The treatment of diabetes and its hyperglycemia should be based on a new treatment algorithm presented in 2006 by ADA and EASD (Nathan et al 2006), including a first step of lifestyle modification in combination with metformin. As an optional second step the use of insulin, sulphonylurea or glitazones can be advocated by appropriate need. How to work for a strict CVD risk factor control in all patients with diabetes is outlined in another example of new joint guidelines from the ESC/EASD in Europe (Rydén et al 2007). If all these preventive measures could be effectively applied, the risk of early (cardio-) vascular aging could be counteracted and the progression slowed in these high-risk patients.

Conclusions

The concept of early (premature) vascular aging (EVA) represents a potentially fruitful model for future research into pathophysiological mechanisms behind early manifestations of CVD. For example, more research is needed to elucidate on the gene-environment interaction behind vascular and endothelial dysfunction, eg, the interaction between the genetic determinant of nitric oxide production in the endothelial wall by nitric oxide synthetase (eNOS) in relation to smoking exposure (Leeson et al 2002). We also need a more thorough evaluation of different markers of early vascular aging for CVD risk prediction: Such markers could include different measures of arterial stiffness, a hallmark of early vascular aging in combination with endothelial dysfunction as evident in some patients with hypertension (Taddei et al 1997). New biomolecular markers such as telomere length (Aviv 2002) have to be evaluated in various intervention studies, both with lifestyle advice and with specific drug therapy. Such potentially beneficial drugs not only include well-established drugs for vascular protection like statins and ACE-inhibitors, but also newer drugs such as ARB, the endocannaboid receptor (CB1) antagonist rimonabant, and the PPAR-activating glitazones, even if some adverse effects (heart failure) could caution against a wide use of the latter class of drugs. Examples of randomized controlled trials exploring cardiovascular protection of these newer compounds include ONTARGET for ARB (Teo et al 2004), CRESCENDO for rimonabant (CRESCENDO 2005), and RECORD for rosiglitazon (Home et al 2005).
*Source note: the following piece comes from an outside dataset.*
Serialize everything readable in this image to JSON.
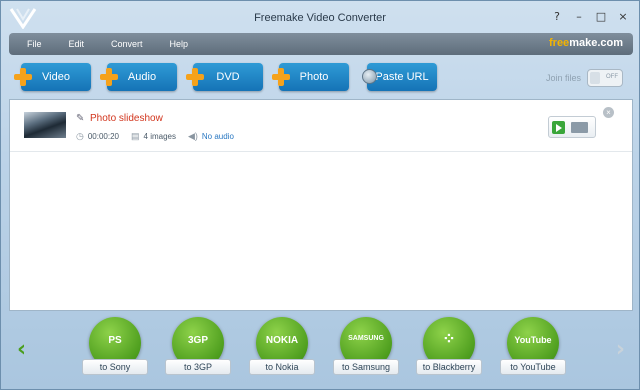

During 2007 the revision of guidelines for cardiovascular prevention was published (Graham et al 2007). It is still an open question if the concept of early vascular aging will be directly addressed or not in future guidelines, but the risk factors contributing to this condition and their evidence-based treatment will certainly be. A larger question to solve is to understand and prevent many of the adverse psychosocial risk factors, and their lifestyle correlates that might speed up the process of early biological aging in general (Nilsson 2003; Chandola et al 2006). This is a question of efforts in public health policy making (Marmot 2006), and not a matter of drug treatment.

Finally, all physicians should educate their patients to healthy lifestyle to prevent or delay vascular aging, cardiovascular diseases, and to maintain a good quality of life and thereby increase their life expectancy.